Nel mondo, negli anni, sono riuscita a parlare in russo con un medico del Bahrein nel deserto della Giordania, con una signora russo-italo-nigeriana nata a Mosca nel 1970 in un Blablacar in mezzo alla pianura padana, con nonnini senza denti a 3.800m sul confine tra Tagikistan e Afghanistan, a cantare Katyusha con un commerciante di miele a Socotra e con una turista ceca in India, e ancora in autostop sul confine tra Serbia e Kosovo (precisamente a Merdare, giuro che si chiama così), coi pastori ceceni in Georgia, con signore ebree alcolizzate sui treni per Odessa, in Ucraina, come lingua segreta in codice tra me e la mia collega estone, con babushki sovietiche in incognito a Berlino.
Ora è il turno dell’arabo yemenita misto a socotri.

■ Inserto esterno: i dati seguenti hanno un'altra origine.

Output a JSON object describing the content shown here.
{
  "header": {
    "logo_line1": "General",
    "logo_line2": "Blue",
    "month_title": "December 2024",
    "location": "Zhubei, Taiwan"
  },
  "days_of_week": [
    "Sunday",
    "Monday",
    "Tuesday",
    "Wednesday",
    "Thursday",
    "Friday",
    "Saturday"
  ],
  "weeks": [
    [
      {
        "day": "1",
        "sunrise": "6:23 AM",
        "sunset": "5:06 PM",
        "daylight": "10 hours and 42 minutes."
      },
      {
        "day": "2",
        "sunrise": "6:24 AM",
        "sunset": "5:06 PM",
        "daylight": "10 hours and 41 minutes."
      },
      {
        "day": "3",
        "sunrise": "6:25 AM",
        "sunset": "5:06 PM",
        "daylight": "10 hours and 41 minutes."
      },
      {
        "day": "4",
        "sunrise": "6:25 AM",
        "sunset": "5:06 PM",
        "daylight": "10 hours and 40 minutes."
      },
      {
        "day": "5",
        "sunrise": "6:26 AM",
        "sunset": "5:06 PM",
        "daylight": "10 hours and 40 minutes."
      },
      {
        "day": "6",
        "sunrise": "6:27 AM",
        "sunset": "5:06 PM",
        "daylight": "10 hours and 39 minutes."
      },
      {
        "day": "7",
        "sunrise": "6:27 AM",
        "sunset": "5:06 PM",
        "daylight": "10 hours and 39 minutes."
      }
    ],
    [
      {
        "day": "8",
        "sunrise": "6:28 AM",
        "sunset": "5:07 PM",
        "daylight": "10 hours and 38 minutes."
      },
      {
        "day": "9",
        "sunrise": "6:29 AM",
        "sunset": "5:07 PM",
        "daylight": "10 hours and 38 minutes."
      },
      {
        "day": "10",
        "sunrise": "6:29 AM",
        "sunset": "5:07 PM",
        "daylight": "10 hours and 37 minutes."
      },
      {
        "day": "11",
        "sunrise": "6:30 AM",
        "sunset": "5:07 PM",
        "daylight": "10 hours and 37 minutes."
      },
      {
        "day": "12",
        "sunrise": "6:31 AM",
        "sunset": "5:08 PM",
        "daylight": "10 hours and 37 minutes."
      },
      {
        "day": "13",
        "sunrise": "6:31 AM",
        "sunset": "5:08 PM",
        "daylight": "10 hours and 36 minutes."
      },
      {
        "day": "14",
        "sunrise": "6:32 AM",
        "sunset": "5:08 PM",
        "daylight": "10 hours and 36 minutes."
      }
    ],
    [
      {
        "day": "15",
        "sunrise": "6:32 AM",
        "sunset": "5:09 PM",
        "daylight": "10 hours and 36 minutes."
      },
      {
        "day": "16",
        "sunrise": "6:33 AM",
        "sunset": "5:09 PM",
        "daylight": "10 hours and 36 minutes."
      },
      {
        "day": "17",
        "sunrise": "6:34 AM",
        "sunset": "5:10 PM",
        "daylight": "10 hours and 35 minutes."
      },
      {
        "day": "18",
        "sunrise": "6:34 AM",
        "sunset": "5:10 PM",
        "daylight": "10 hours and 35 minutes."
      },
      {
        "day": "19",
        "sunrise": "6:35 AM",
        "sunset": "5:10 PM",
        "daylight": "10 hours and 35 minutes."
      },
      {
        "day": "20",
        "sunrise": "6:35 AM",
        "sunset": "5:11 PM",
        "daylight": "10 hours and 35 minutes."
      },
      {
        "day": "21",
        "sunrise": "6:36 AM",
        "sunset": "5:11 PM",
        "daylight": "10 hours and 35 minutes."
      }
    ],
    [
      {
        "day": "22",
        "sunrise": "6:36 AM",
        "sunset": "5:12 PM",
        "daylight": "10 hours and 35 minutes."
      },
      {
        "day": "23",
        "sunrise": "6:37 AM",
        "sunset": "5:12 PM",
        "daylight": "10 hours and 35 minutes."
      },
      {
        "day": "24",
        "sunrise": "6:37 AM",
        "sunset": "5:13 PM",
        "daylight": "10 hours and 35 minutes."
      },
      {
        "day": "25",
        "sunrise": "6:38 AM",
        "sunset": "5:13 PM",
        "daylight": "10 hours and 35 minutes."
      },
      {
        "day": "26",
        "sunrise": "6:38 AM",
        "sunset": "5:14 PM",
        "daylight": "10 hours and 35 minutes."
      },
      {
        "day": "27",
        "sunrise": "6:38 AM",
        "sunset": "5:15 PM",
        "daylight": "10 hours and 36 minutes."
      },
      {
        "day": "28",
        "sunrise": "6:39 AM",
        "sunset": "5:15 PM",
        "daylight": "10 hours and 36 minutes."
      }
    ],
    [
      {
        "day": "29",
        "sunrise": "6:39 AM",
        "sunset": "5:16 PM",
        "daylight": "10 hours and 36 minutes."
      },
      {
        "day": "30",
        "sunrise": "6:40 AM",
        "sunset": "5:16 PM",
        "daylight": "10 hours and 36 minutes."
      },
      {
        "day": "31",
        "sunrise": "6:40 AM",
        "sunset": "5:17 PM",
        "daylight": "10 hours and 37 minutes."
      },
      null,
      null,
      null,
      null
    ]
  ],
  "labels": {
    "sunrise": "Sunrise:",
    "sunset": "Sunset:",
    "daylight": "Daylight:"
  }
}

Che non so leggere e scrivere, ma con cui posso litigare con il capovillaggio di De-Lisiyah, prendere un krak (tè col latte cotto a fiamma bassa per ore) in un bar di Salalah con due socotri emigrati in Oman, tirare in mezzo tutti i bambini di Qalansiyah, chiacchierare con un egiziano intorno al fuoco nel Rub Al-Khali, strappare un prezzo migliore al bazaar di Tripoli, in Libano, discutere con la guardia di frontiera e non stare zitta nemmeno a un matrimonio socotri con trecento invitate che mangiano montagne di riso e capra con le mani dagli stessi piatti.
È iniziato tutto quando una volta ho chiesto ad Adnan se poteva insegnarmi un po’ di parole. Seduti sul hazr intorno al fuoco, nel buio pesto delle notti di Socotra, ho iniziato la mia lista di parole arabe e socotri, che si allunga sempre un po’ di più. Kbk, stelle. Eri, la luna. Qamar, in arabo. E così via.
Sono le lingue ad avermi permesso di fare il viaggio più entusiasmante di tutti, quello che non finisce mai - che ti accompagna nei sogni, che fa da sottofondo musicale a ogni istante della tua vita.
Ora, nel 2024 le mie corde vocali mi impongono di darmi una calmata. Eppure, credo che in quest’anno che verrà ci sarà bisogno di urlare ancora più forte, di raggiungere ancora più persone. Di gridare che non passeranno.
Tante volte quest’anno ho perso le parole di fronte alle ondate di orrore a cui abbiamo assistito e a cui continuiamo ad assistere, inermi, disgregati. Mentre i carnefici non hanno più paura a bombardare sotto la luce del sole e l’umanità intera viene sepolta ogni giorno a Gaza e in Cisgiordania, in Nagorno Karabakh, in Ucraina, in Sudan, in DRC, in Yemen e in decine di altri territori del mondo. Ora basta.
Ecco qui.
Vi auguro con tutto il cuore di avere un anno gentile, sereno ma con la voglia di lottare, perché ne avremo bisogno.
Se avrete voglia di scrivermi quali sono state le vostre cose piccolissime, vi leggerò volentieri.
Un abbraccio,
Eleonora
Eleonora, come sempre grazie delle tue preziosissime condivisioni. Quest'anno per poco non ti incontravo dal vivo, ma alla fine i piani sono andati diversamente. Spero prima o poi di poter sentirti parlare dal vivo, quando le tue corde vocali saranno guarite. Ti auguro che il nuovo anno ti porti molte altre "piccole" cose che possano darti gioia, felicità ed energia. Grazie dei semini di speranza che continui a seminare!
Un abbraccio dalla Svezia!
Grazie sempre per i tuoi racconti, per chi come non ha il fisico per certi viaggi mi sento come se mi portassi con te ed è bellissimo.